A smart spending plan helps you achieve your goals, both now and in the long run
Going to college comes with a lot of firsts. For many, it’s the first time living away from your parents, the first time having choices about what to study, and the first time managing your own finances. To help you stay on top of your money you’ll need a plan, also known as a budget.
What a budget is and isn’t
The word budget might bring to mind strict, inflexible spending rules without any flexibility. But budgeting is really about anticipating and planning for your expenses, so you have funds earmarked for the things you care about, spend less on the things you don’t, can save for your short- and long-term goals, and never feel blindsided.
Your budget is also personal, and should reflect your values and priorities for the way you want to live during college. For example, is it important to you to sample your city’s restaurant offerings, or do you prefer to save money for concert tickets? Are you satisfied with a bare-bones apartment, or do you crave a comfier home? Consider your own preferences and desires for both now and in the future as you build your college budget.

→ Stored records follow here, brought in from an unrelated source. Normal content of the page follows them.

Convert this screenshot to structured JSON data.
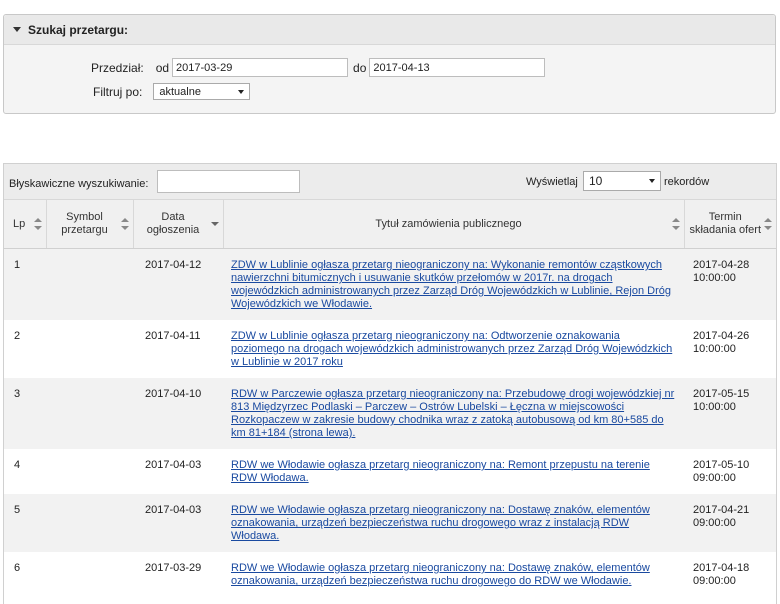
{
  "search": {
    "title": "Szukaj przetargu:",
    "range_label": "Przedział:",
    "from_label": "od",
    "from_value": "2017-03-29",
    "to_label": "do",
    "to_value": "2017-04-13",
    "filter_label": "Filtruj po:",
    "filter_value": "aktualne"
  },
  "toolbar": {
    "quick_search_label": "Błyskawiczne wyszukiwanie:",
    "quick_search_value": "",
    "show_label": "Wyświetlaj",
    "show_value": "10",
    "records_label": "rekordów"
  },
  "table": {
    "columns": [
      "Lp",
      "Symbol przetargu",
      "Data ogłoszenia",
      "Tytuł zamówienia publicznego",
      "Termin składania ofert"
    ],
    "rows": [
      {
        "lp": "1",
        "symbol": "",
        "date": "2017-04-12",
        "title": "ZDW w Lublinie ogłasza przetarg nieograniczony na: Wykonanie remontów cząstkowych nawierzchni bitumicznych i usuwanie skutków przełomów w 2017r. na drogach wojewódzkich administrowanych przez Zarząd Dróg Wojewódzkich w Lublinie, Rejon Dróg Wojewódzkich we Włodawie.",
        "deadline_date": "2017-04-28",
        "deadline_time": "10:00:00"
      },
      {
        "lp": "2",
        "symbol": "",
        "date": "2017-04-11",
        "title": "ZDW w Lublinie ogłasza przetarg nieograniczony na: Odtworzenie oznakowania poziomego na drogach wojewódzkich administrowanych przez Zarząd Dróg Wojewódzkich w Lublinie w 2017 roku",
        "deadline_date": "2017-04-26",
        "deadline_time": "10:00:00"
      },
      {
        "lp": "3",
        "symbol": "",
        "date": "2017-04-10",
        "title": "RDW w Parczewie ogłasza przetarg nieograniczony na: Przebudowę drogi wojewódzkiej nr 813 Międzyrzec Podlaski – Parczew – Ostrów Lubelski – Łęczna w miejscowości Rozkopaczew w zakresie budowy chodnika wraz z zatoką autobusową od km 80+585 do km 81+184 (strona lewa).",
        "deadline_date": "2017-05-15",
        "deadline_time": "10:00:00"
      },
      {
        "lp": "4",
        "symbol": "",
        "date": "2017-04-03",
        "title": "RDW we Włodawie ogłasza przetarg nieograniczony na: Remont przepustu na terenie RDW Włodawa.",
        "deadline_date": "2017-05-10",
        "deadline_time": "09:00:00"
      },
      {
        "lp": "5",
        "symbol": "",
        "date": "2017-04-03",
        "title": "RDW we Włodawie ogłasza przetarg nieograniczony na: Dostawę znaków, elementów oznakowania, urządzeń bezpieczeństwa ruchu drogowego wraz z instalacją RDW Włodawa.",
        "deadline_date": "2017-04-21",
        "deadline_time": "09:00:00"
      },
      {
        "lp": "6",
        "symbol": "",
        "date": "2017-03-29",
        "title": "RDW we Włodawie ogłasza przetarg nieograniczony na: Dostawę znaków, elementów oznakowania, urządzeń bezpieczeństwa ruchu drogowego do RDW we Włodawie.",
        "deadline_date": "2017-04-18",
        "deadline_time": "09:00:00"
      }
    ]
  }
}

Steps to creating a college student budget
Once you’ve nailed down what your priorities are for your money, it’s time to get down to the details. Here’s our step-by-step guide and a monthly budget sheet to help you through the process:
1. Make a list of all of your expenses, including necessities like food, housing, tuition, and gas, as well as discretionary items like dinners out and entertainment. Divide the list into three categories, and put each one in order of importance:
- School expenses. This includes anything you’re responsible for that isn’t directly paid by your parents, financial aid, or student loans. It can also include living expenses while at school such as rent, utilities, groceries, toiletries, medications, and other basics you need.
- Personal expenses. Your streaming subscriptions, clothes and coffee runs would go on this list.
- Infrequent expenses. Some of these are expected like plane tickets home for a holiday, and some are unexpected, but still important to budget for, like your computer breaking or car needing major repairs.
2. Then, make a list of your sources of income, their amounts after taxes have been taken out, and when in the month or year you can expect to get paid. You’ll also need to find out when funds from student loans and other financial aid will come in and how they’ll be disbursed. And if your family has saved money in a 529 Plan for your education, talk to them about how and when you’ll be able to access the money.
3. Create a budget that takes all of this into account and decide where each dollar should go. This will ensure that your spending is in line with your priorities.
One way to build a budget is to keep track of your spending for a week. Tracking groceries, transportation, socializing, and other miscellaneous expenses can reveal that you may spend more than you think. From this list, you can better estimate how much your monthly expenses are, which can help you set a budget.
Creating a budget may also be a little bit of an experiment, especially as you settle into the semester. You may find expenses you didn’t anticipate as you build your college budget, like dues for an extracurricular activity.